Fellow photographers who know me often ask for advice before shooting their first wedding. Here is a compilation of that advice specifically aimed at the wedding newbie.
It looks easy. All you have to do is show up and point your camera at the bride. Everything else will take care of itself — right? Well not exactly. Great wedding photos are no different than any other kind of photo. They don’t happen by accident. They require careful planning and execution.
START WITH THE GEAR
Brings lots of it and bring lots of back ups. Spare batteries, flash cords, digital memory and film should also be high on your list. (Don’t forget the duct tape!) Your range of lenses should include a wide angle for large group shots e.g. 24mm, a short zoom 28-70mm can be used for everything from small group portraits to interior shots of the church and reception hall. Long telephotos in the 200 to 300 mm range are great for portraits and ceremony shots. They also help you make great candids. Use good quality lenses. Chances are you will work in low light so fast lenses (f/2.8 to f4) are a must.
A tripod is usually required for anything that you will want to shoot with strobe. It also helps you establish your turf. Handholding is okay at the reception for table shots and fun stuff but serious portraiture requires a tripod.
Besides the camera, I think the reflector is probably the one piece of equipment that I rely on most. In nearly any situation, the reflector can improve the quality, direction or amount of light that falls on your subject. If you don’t have an assistant to hold the reflector, several companies make adjustable arms that clip on to the reflector and fit on top of standard light stands.

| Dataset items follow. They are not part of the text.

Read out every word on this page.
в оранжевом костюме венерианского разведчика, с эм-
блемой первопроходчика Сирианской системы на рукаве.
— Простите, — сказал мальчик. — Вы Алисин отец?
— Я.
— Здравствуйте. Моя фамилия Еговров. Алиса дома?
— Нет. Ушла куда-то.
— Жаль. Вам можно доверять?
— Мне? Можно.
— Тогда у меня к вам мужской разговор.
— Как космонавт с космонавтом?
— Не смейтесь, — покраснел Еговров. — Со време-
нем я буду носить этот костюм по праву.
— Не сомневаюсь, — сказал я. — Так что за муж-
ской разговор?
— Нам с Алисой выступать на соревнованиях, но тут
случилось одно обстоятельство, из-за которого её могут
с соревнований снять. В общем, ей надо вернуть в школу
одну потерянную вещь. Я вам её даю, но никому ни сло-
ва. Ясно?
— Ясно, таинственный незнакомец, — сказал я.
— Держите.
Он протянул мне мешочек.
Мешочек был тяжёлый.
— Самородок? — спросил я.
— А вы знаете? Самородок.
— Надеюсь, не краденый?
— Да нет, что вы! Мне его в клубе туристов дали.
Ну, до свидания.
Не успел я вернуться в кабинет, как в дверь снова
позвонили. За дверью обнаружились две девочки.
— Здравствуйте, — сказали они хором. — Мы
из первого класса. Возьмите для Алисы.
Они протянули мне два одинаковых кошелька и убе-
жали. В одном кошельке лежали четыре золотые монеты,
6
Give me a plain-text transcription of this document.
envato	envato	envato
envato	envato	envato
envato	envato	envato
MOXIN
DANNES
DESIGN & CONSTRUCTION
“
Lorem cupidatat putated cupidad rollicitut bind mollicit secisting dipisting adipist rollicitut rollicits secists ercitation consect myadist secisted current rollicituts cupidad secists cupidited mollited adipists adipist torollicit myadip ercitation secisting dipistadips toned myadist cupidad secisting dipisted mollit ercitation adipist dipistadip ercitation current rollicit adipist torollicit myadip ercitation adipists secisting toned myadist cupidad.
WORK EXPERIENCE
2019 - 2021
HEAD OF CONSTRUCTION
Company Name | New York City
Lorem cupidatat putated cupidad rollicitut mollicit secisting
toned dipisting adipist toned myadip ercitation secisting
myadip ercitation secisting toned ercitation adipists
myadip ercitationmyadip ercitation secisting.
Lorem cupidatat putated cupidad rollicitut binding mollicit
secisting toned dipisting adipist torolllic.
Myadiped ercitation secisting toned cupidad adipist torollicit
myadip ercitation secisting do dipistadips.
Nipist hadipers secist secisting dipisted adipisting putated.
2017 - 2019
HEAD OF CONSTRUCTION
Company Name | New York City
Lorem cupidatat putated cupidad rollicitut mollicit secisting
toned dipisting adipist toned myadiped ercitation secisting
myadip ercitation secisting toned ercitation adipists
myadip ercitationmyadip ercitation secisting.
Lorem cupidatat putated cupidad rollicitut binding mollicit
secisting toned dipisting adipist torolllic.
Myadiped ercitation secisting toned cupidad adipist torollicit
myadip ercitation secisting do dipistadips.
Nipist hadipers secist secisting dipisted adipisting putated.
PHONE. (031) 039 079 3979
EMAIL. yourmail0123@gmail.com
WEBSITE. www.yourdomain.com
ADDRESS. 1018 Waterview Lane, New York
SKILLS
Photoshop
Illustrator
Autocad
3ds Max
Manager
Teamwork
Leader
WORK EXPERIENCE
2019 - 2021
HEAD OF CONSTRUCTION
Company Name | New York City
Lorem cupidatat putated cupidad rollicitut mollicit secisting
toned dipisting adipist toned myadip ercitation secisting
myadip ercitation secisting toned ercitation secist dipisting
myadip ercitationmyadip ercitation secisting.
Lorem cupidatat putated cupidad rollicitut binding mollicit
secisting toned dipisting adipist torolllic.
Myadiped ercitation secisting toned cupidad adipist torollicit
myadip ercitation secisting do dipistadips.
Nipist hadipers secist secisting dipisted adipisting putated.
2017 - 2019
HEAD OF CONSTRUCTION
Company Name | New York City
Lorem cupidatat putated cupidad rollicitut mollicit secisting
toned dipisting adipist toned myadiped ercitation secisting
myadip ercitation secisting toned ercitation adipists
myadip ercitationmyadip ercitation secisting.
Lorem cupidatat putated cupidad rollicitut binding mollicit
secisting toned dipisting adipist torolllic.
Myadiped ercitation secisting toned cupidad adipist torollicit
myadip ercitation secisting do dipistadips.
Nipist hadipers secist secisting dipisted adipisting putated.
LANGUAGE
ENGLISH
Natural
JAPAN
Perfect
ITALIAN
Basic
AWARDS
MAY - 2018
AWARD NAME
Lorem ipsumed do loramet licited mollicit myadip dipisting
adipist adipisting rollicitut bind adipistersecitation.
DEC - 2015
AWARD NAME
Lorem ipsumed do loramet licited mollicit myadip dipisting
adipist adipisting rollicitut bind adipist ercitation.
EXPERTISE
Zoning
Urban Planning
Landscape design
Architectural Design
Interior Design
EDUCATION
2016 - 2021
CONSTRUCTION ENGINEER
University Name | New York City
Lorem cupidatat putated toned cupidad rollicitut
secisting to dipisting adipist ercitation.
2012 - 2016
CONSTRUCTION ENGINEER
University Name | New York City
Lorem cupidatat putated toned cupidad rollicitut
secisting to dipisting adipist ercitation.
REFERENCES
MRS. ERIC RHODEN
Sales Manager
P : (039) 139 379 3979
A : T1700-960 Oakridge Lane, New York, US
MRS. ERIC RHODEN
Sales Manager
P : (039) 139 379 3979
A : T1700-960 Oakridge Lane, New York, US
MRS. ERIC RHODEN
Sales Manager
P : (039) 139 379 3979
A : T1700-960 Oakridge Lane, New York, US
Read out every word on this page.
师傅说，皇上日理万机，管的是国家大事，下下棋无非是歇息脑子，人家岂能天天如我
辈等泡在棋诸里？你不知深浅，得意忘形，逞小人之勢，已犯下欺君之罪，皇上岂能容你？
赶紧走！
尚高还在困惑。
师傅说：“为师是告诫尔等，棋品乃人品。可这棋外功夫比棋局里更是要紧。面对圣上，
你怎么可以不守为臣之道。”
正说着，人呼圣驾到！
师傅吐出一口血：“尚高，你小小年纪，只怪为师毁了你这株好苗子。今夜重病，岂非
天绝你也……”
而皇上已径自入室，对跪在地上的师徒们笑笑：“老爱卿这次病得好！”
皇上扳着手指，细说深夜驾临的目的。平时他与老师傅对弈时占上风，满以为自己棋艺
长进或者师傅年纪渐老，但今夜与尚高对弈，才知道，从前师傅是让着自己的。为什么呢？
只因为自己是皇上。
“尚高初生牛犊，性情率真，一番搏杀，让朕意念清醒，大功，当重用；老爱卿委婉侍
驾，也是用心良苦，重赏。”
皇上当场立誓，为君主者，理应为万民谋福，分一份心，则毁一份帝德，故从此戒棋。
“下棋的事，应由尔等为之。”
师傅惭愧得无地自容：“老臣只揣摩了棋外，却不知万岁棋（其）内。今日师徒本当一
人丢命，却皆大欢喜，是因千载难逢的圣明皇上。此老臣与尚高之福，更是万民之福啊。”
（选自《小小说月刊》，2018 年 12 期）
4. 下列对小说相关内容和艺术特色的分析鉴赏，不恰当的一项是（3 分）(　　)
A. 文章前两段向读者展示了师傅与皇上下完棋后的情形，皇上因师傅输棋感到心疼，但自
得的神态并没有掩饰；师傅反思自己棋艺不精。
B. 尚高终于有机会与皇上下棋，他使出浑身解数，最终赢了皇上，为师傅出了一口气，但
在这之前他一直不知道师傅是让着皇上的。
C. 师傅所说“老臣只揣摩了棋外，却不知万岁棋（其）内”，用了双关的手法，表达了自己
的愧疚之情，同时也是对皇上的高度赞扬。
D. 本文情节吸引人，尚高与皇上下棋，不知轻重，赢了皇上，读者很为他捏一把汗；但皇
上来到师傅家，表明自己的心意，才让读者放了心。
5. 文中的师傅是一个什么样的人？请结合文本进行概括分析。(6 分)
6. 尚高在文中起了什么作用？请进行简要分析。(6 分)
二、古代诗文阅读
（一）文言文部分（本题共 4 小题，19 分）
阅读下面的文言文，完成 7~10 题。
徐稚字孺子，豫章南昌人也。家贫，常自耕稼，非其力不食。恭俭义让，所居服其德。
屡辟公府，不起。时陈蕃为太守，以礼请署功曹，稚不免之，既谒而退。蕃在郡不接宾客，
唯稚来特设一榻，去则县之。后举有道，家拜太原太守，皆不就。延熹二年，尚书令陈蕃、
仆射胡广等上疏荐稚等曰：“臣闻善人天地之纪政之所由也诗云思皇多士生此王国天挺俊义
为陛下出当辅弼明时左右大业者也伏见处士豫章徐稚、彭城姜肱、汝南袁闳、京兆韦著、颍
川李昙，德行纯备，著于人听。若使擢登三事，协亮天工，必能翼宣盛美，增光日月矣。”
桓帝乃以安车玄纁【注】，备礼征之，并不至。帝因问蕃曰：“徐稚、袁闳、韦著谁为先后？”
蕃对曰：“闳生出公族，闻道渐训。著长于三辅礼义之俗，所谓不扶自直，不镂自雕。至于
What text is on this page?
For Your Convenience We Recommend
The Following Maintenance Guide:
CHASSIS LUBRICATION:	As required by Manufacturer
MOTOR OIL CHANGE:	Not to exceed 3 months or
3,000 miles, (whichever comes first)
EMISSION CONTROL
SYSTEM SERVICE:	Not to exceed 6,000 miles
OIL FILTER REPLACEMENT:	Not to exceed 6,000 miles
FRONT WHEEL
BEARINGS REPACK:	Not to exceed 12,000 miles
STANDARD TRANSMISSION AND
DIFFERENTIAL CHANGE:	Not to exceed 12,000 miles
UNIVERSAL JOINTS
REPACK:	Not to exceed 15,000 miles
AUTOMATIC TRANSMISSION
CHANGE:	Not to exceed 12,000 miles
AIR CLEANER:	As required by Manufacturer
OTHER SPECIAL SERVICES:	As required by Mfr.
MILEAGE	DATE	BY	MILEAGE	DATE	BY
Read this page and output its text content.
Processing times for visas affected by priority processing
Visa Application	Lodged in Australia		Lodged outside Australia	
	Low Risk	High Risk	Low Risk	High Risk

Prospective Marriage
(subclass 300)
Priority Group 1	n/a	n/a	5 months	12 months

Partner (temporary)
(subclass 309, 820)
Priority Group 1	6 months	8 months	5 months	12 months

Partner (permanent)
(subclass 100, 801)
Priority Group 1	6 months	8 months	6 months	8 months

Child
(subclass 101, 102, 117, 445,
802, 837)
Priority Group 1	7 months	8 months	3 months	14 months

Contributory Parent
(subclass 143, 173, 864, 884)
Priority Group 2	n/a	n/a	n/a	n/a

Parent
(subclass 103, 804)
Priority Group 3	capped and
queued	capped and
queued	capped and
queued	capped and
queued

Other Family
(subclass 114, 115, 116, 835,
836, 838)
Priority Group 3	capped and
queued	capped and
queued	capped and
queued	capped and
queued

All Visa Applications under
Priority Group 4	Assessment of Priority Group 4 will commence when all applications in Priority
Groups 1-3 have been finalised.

I prefer not to use flash at weddings. If I do use flash, it is usually at the reception or as fill during portraiture. Many churches will not allow flash so be sure to check the rules for every wedding location that you work at. If you do use flash, be sure to “drag the shutter.” This means you expose the picture for ambient light and then just add enough flash to capture the subject. On most modern ETTL or TTL flash systems, this can be automatically set. For instance, using the Canon system, you just have to shoot in aperture priority mode and set the Canon 550EX or 580 EX flash to ETTL mode. It will do the rest. I like just a kiss of light in the eyes so I tend to set flash compensation at about two stops below the recommended exposure.